Palka’s book discusses the current and historical conditions of the various groups of people collectively called the Lacandon; or the Hach Winik, as they refer to themselves. The book focuses primarily on the changes to the society in the last 150 years or so, although it is clear that the Lacandon also resisted both the Spanish colonialists and the Maya overlords. The book incorporates ethnohistoric reports and images from nineteenth century travelers such as Desiré Charnay and A.P. Maudsley and twentieth century ethnographers such as Marvin Vann, Jacques Soustelle, and Gertrude Duby Blom and Frans Blom.
But the book is difficult. I suspect that’s because Palka had difficulty in defining the Lacandon. In fact, the Lacandon defy definition, their adaptive strategies are myriad, a mosaic of acceptance and rejection of outsiders, of foreign trade goods and religion.

As an archaeologist, Palka is interested in material culture.
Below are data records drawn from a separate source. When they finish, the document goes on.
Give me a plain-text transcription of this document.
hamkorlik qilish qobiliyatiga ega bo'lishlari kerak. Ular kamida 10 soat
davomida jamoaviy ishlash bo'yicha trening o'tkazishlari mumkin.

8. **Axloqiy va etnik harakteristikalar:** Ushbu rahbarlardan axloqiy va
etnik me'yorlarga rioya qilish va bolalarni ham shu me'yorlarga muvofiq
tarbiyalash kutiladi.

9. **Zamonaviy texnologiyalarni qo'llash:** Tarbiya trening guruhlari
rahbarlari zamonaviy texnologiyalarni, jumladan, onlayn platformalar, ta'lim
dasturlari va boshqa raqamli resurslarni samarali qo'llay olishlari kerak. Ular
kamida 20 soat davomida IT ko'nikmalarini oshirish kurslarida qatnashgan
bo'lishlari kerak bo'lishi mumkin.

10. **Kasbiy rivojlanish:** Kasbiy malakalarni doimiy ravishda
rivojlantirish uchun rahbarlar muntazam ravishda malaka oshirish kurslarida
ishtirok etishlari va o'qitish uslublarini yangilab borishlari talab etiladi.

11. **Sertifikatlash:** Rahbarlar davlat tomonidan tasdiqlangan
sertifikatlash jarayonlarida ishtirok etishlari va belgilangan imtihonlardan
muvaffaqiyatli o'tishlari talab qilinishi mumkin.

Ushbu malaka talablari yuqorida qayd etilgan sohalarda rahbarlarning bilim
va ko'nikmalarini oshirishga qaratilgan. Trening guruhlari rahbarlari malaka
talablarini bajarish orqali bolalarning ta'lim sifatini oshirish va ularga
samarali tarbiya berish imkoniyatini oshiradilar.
Five chapters on various aspects of the ethnographic, historic, and demographic data are followed by a description of the archaeological investigations of a handful of historic villages. The results of the pedestrian survey, metal detecting, and excavation of test pits are provided, along with a detailed description of the artifacts recovered from these excavations. The final chapters place the artifacts and architecture within the social and environmental context, using such anthropological notions as gender roles and kinship lines to compare the traditional concept of the Lacandon with the divergent one revealed by Palka’s investigations.
The final upshot of the book is that the Lacandon are not unchanged by exposure to modernity; in fact, the changes are widespread and resonate deeply within their culture and cultural material. However, the Lacandon continue to control the changes that they accept, adapting modern strategies and technology when that is deemed useful, and rejecting where it is not. Further, each Lacandon village continues to remain autonomous, making its own decision about what is acceptable and useful.

Although the book is a little rough going for the casual reader, the intricacies of the adaptive strategies of the Lacandon are fascinating. A remarkable number of illustrations and photographs are in this text. Proceeds from the book are promised to benefit Na-Bolom, the research institute in Chiapas built by the Bloms to study and defend the Lacandon.